The magistrate judge did not address the necessary elements of Count II (deliberate intent), which remains pending against Elite (though Elite was not his employer), and Count IV (fraud), which remains pending against Elite and Nelson. The court notes that plaintiff is required to demonstrate causation to succeed on each of these claims. See Tolley v. Carboline Co., 217 W. Va. 158, 162, 617 S.E.2d 508, 512 (2005) (deliberate intent); Lengyel v. Lint, 167 W. Va. 272, 277, 280 S.E.2d 66, 69 (1981) (fraud).
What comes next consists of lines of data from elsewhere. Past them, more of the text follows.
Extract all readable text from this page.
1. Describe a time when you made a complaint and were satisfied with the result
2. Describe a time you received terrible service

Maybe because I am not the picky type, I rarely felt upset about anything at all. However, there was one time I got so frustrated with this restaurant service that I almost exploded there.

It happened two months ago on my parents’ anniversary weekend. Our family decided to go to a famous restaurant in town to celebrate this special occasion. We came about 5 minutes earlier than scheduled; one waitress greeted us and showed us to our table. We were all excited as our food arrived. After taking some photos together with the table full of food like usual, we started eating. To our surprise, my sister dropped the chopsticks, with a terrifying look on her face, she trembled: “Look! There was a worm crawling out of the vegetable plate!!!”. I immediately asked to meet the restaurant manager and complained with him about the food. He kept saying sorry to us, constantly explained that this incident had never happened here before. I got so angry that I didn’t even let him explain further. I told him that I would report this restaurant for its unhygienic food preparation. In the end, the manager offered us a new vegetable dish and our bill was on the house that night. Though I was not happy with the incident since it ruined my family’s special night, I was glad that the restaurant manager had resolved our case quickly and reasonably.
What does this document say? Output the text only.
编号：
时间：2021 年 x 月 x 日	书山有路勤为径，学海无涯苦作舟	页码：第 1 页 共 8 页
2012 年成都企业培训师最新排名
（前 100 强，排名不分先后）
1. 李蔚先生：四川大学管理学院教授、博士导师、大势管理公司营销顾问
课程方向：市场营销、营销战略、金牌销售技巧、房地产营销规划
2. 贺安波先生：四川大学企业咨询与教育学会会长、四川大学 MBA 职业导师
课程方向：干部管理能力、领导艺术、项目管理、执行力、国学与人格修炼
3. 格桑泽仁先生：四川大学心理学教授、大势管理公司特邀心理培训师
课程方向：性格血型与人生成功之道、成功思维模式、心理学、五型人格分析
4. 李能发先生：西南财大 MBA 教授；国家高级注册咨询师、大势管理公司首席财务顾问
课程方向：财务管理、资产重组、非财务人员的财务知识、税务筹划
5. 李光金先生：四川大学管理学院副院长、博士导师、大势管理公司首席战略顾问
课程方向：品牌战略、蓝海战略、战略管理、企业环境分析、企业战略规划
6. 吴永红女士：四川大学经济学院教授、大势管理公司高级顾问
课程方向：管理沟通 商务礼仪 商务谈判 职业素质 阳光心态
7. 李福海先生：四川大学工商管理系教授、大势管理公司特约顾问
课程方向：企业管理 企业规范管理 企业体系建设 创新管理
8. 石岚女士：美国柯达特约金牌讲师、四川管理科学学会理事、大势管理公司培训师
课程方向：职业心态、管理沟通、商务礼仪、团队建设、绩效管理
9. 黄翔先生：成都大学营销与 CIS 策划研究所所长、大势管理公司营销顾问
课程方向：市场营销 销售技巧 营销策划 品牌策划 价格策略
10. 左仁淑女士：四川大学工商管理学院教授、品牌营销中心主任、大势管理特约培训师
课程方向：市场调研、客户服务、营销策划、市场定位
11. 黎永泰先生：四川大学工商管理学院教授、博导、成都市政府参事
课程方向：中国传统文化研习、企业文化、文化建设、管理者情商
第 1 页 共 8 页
Plaintiff does not satisfy this standard. In particular, the reports of Dr. Letz demonstrate at most a mere possibility of a causal relationship between plaintiff's symptoms and any tetyrl exposure. Dr. Letz's January 20 letter, for instance, concludes only that plaintiff was exposed to hazardous levels of tetryl and that his "symptoms at the time of exposure (respiratory irritation with cough, nausea and fatigue) are consistent with what is published in the medical literature." (January 20 letter at 2). Dr. Letz's opinion that plaintiff's symptoms are consistent with those found to be associated with tetryl exposure is insufficient to demonstrate that those symptoms were caused by tetryl exposure. See Rutherford v. Huntington Coca-Cola Bottling Co., 142 W. Va. 681, 692, 97 S.E.2d 803, 809 (1957) (holding that expert's testimony as to "possible" causal relationship is, standing alone, insufficient to establish such relationship). As to plaintiff's remaining symptoms, including his complaints of persistent fatigue and tremors, Dr. Letz concluded that there was likely no connection between these symptoms and his tetryl exposure. At best, then, Dr. Letz's reports demonstrate a mere possibility of causation, which is insufficient to satisfy plaintiff's burden of proof.
Given the lack of sufficient evidence of plaintiff's exposure to tetryl and the inability of his expert witness to connect plaintiff's alleged medical symptoms to the alleged exposure, the court is constrained to agree with the magistrate judge and conclude that defendants Nelson, Explo, and Elite are entitled to summary judgment.
III.
Accordingly, following a de novo review, the court concludes that the magistrate judge's recommended disposition is correct. It is therefore ORDERED as follows:
1. That the magistrate judge's PF R be, and it hereby is, adopted and incorporated herein in its entirety;
2. That Catenary's motion for summary judgment be, and it hereby is, granted;
3. That Explo's motion for summary judgment, joined by Nelson, Explo, and Elite, be, and it hereby is, granted; and
4. That this action be, and it hereby is, dismissed and stricken from the docket.
The Clerk is directed to forward copies of this written opinion and order to all counsel of record and any unrepresented parties.